Hi all South Benders,
I got this tailstock in the box-o-stuff that came with my Logan lathe. I don't know South Bend products very well but this looks to be a SB 10" tailstock. Need help id'ing it so I know how to list on feebay.

Distance from center of ram to bottom of base is 5".  It is missing a hand wheel and wrench. But if I can id properly I can get those to complete it. The only markings I can see are "1223" on the tailstock and base, as well as a faint "T100" on the tailstock.

I'm not sure if the clamp pictured goes to it or not, so I would hesitate using that to identify it.

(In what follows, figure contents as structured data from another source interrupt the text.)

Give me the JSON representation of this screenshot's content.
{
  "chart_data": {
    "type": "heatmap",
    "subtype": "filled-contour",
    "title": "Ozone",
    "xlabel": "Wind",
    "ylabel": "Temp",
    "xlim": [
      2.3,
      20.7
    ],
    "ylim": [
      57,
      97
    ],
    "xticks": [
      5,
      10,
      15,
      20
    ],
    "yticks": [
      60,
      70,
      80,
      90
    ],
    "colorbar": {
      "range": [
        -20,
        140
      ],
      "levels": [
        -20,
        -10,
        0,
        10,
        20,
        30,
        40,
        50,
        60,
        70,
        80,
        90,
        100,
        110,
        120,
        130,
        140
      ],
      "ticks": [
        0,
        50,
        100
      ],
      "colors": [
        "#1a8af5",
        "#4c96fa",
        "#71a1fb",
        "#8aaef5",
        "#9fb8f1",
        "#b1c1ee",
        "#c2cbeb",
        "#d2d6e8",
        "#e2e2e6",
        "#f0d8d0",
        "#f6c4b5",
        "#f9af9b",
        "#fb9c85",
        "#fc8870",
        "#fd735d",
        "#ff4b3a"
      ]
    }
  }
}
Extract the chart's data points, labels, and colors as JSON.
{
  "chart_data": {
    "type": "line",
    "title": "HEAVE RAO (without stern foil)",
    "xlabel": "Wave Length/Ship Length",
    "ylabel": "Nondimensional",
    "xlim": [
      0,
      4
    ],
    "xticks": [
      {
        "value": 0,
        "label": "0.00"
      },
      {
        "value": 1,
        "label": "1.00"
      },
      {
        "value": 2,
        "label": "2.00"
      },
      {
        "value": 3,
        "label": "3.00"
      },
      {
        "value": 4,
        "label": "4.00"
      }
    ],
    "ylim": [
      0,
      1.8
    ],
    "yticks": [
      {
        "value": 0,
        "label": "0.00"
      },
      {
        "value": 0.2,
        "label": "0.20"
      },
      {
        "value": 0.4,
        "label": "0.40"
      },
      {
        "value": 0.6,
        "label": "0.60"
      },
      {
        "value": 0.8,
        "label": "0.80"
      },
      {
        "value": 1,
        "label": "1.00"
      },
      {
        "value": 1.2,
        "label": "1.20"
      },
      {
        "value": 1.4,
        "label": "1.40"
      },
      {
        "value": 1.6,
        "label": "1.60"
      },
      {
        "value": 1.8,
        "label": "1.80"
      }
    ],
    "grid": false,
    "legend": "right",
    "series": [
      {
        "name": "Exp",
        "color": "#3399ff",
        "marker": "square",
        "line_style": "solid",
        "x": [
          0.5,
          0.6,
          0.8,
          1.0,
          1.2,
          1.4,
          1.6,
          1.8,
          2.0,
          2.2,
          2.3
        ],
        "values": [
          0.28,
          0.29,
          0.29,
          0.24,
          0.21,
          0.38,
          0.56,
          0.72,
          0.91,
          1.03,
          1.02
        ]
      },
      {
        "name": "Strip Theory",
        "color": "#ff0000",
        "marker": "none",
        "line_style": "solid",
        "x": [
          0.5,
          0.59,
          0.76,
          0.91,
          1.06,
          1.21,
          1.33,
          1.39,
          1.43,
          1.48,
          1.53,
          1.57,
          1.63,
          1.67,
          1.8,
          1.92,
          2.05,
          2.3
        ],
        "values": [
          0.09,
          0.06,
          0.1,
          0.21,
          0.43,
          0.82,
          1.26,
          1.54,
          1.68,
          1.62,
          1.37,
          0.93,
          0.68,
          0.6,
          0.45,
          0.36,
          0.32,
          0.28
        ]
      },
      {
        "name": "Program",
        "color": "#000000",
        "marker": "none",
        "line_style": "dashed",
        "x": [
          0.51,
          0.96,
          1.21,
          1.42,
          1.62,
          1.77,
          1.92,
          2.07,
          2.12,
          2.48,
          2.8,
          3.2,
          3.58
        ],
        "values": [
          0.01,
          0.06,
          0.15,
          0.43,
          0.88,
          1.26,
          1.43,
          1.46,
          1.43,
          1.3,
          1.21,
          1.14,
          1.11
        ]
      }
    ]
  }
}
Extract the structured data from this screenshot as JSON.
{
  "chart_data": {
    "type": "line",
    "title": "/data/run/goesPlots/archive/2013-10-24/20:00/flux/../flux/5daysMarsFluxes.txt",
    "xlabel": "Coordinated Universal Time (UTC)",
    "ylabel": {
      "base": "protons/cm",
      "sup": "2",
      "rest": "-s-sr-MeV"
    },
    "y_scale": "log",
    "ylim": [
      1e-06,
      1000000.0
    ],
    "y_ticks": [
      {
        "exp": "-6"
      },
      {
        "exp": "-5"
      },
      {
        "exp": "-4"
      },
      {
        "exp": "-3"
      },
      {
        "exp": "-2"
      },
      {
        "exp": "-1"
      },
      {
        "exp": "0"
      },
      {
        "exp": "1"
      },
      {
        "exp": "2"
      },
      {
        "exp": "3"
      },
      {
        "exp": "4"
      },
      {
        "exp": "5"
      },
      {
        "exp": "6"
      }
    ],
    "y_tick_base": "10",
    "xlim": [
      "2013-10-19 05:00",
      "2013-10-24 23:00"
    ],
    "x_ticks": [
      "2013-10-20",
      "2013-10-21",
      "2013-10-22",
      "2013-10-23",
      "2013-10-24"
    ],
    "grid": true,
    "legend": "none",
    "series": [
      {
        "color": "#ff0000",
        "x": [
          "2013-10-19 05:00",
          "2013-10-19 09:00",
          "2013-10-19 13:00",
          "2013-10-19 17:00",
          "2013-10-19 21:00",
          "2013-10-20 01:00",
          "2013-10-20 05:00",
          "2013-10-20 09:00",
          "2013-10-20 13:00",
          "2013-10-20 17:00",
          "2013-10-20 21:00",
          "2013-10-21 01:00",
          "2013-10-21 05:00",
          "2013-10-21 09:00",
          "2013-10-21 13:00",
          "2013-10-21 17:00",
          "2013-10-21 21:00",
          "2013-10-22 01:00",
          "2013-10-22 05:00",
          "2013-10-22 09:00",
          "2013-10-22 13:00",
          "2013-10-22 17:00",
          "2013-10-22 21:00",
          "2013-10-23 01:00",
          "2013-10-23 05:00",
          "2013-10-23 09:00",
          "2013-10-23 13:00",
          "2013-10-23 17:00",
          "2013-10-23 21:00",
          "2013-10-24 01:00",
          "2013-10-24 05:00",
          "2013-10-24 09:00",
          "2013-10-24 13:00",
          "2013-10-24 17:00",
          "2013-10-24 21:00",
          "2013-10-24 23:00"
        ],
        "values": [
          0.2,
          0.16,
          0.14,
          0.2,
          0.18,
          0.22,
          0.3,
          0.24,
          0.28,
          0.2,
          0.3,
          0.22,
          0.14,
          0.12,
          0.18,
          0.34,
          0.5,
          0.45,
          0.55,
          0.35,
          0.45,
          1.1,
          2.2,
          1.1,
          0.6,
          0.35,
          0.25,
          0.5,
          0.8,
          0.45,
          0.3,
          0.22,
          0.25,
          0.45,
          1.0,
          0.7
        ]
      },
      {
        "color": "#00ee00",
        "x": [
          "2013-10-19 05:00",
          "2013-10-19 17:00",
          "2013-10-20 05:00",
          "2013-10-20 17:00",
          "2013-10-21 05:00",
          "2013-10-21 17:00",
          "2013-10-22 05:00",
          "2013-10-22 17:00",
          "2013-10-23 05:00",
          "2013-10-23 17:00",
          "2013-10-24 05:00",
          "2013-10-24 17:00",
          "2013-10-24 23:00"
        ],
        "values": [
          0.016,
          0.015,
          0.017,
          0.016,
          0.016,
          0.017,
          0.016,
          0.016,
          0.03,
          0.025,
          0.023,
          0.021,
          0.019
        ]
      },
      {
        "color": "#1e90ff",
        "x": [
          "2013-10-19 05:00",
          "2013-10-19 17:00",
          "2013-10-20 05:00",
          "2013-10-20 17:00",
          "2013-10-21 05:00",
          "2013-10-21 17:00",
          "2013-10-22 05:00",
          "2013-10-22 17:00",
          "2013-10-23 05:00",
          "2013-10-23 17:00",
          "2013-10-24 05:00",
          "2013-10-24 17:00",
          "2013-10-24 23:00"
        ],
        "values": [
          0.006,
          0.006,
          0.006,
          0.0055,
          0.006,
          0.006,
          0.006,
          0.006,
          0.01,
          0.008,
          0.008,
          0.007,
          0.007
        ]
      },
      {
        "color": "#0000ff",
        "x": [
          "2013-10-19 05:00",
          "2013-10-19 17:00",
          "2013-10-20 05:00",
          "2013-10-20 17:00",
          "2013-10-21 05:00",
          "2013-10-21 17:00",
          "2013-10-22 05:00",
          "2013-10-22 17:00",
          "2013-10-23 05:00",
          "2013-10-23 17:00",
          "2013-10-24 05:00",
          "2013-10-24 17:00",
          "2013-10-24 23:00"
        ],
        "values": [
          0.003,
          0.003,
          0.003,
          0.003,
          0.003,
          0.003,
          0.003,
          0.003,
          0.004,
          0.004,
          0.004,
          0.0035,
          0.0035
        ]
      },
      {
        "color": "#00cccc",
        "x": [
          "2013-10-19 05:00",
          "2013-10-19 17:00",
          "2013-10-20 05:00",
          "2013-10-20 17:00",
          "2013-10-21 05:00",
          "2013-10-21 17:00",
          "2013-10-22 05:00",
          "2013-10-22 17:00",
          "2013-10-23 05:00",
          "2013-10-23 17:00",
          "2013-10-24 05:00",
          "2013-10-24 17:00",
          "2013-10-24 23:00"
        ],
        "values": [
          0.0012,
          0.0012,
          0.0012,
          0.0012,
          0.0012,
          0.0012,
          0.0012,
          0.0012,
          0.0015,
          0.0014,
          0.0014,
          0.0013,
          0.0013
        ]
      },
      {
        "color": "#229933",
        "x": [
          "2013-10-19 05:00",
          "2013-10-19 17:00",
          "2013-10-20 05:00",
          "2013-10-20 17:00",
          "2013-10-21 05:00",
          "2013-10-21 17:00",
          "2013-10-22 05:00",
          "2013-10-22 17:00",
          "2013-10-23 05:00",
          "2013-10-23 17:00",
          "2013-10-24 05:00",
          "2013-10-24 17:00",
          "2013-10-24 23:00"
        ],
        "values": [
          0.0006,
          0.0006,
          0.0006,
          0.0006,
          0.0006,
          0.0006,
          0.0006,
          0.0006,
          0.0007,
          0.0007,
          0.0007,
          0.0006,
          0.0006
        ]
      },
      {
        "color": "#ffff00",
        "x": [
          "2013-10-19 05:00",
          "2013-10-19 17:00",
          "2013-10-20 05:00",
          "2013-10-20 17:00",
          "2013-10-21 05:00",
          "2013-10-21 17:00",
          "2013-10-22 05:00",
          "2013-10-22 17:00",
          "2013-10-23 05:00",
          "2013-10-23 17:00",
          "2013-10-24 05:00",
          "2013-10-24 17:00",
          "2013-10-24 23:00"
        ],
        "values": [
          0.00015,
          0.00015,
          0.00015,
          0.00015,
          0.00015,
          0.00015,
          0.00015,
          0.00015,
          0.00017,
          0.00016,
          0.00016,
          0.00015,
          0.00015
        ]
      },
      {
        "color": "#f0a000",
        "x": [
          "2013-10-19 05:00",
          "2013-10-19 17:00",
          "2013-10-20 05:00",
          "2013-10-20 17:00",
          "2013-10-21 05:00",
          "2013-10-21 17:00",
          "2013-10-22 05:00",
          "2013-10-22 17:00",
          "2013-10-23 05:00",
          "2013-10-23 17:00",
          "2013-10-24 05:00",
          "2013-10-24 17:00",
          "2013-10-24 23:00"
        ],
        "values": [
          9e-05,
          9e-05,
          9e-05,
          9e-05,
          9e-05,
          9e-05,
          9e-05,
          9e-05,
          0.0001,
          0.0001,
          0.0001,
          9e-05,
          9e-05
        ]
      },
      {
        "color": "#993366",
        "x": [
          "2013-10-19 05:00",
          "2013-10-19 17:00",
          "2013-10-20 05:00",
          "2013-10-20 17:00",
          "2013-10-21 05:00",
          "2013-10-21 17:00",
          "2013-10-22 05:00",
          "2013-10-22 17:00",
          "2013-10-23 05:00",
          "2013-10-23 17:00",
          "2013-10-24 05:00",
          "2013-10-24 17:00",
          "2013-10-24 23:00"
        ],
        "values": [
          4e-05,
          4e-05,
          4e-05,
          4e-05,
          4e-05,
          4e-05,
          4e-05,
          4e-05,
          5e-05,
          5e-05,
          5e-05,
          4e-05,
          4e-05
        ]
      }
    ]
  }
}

Any help would be greatly appreciated. Thanks!

Pics here


----------



## SuperTroye (Aug 10, 2017)

Hoping there is another soul that can confirm this is a South Bend tailstock. Bonus would be what model lathe it is used on. Thanks!


----------



## dlane (Aug 10, 2017)

Doesn't look like my 10L , may be a 10k


----------



## SuperTroye (Aug 10, 2017)

dlane said:


> Doesn't look like my 10L , may be a 10k



Bummer, thanks for looking.


----------



## benmychree (Aug 12, 2017)

It is definitely a South Bend Tailstock.


----------



## kf4zht (Aug 29, 2017)

Looks very similar to my 10L. 

Mine measures 5-1/8" from the flat on the bed to a dead center. 
	

	
	
		
		

		
			








Sent from my F5321 using Tapatalk


----------



## dlane (Aug 29, 2017)

Kf4 , useing tapatalk on this site is different, all we see is red x instead of your pics
You can search using tapatalk and that should explain how to post tapatalk pics


----------



## SuperTroye (Aug 29, 2017)

Yes I would love to see the pics. Tapatalk doesn't work with pics


----------



## kf4zht (Aug 29, 2017)

Try these





Sent from my F5321 using Tapatalk


----------



## dlane (Aug 29, 2017)

Ok the back collar threw me off , mine has a dial there and no hole in top of casting . So that one  could be for a 10L just different.


----------



## SuperTroye (Aug 30, 2017)

Awesome, thank you very much. I wonder what the 2 screws are for at the base of the one I have? Who knows. So, this is definitely for a 10L?


----------



## Ski (Sep 7, 2017)

SuperTroye said:


> Awesome, thank you very much. I wonder what the 2 screws are for at the base of the one I have? Who knows. So, this is definitely for a 10L?


The screws held the small plate and a felt wiper on my 10l. I'd guess early 10" . Latheman Ted might shed some light on it.


----------



## Ski (Sep 7, 2017)

Ski said:


> The screws held the small plate and a felt wiper on my 10l. I'd guess early 10" . Latheman Ted might shed some light on it.


Also the matching numbers on the base and tailstock could be there to ID them as a pair since most likely machined together. The T100 mght be the pn #. Maybe there was was a change from the early part numbers. Anyone have a older parts list?


----------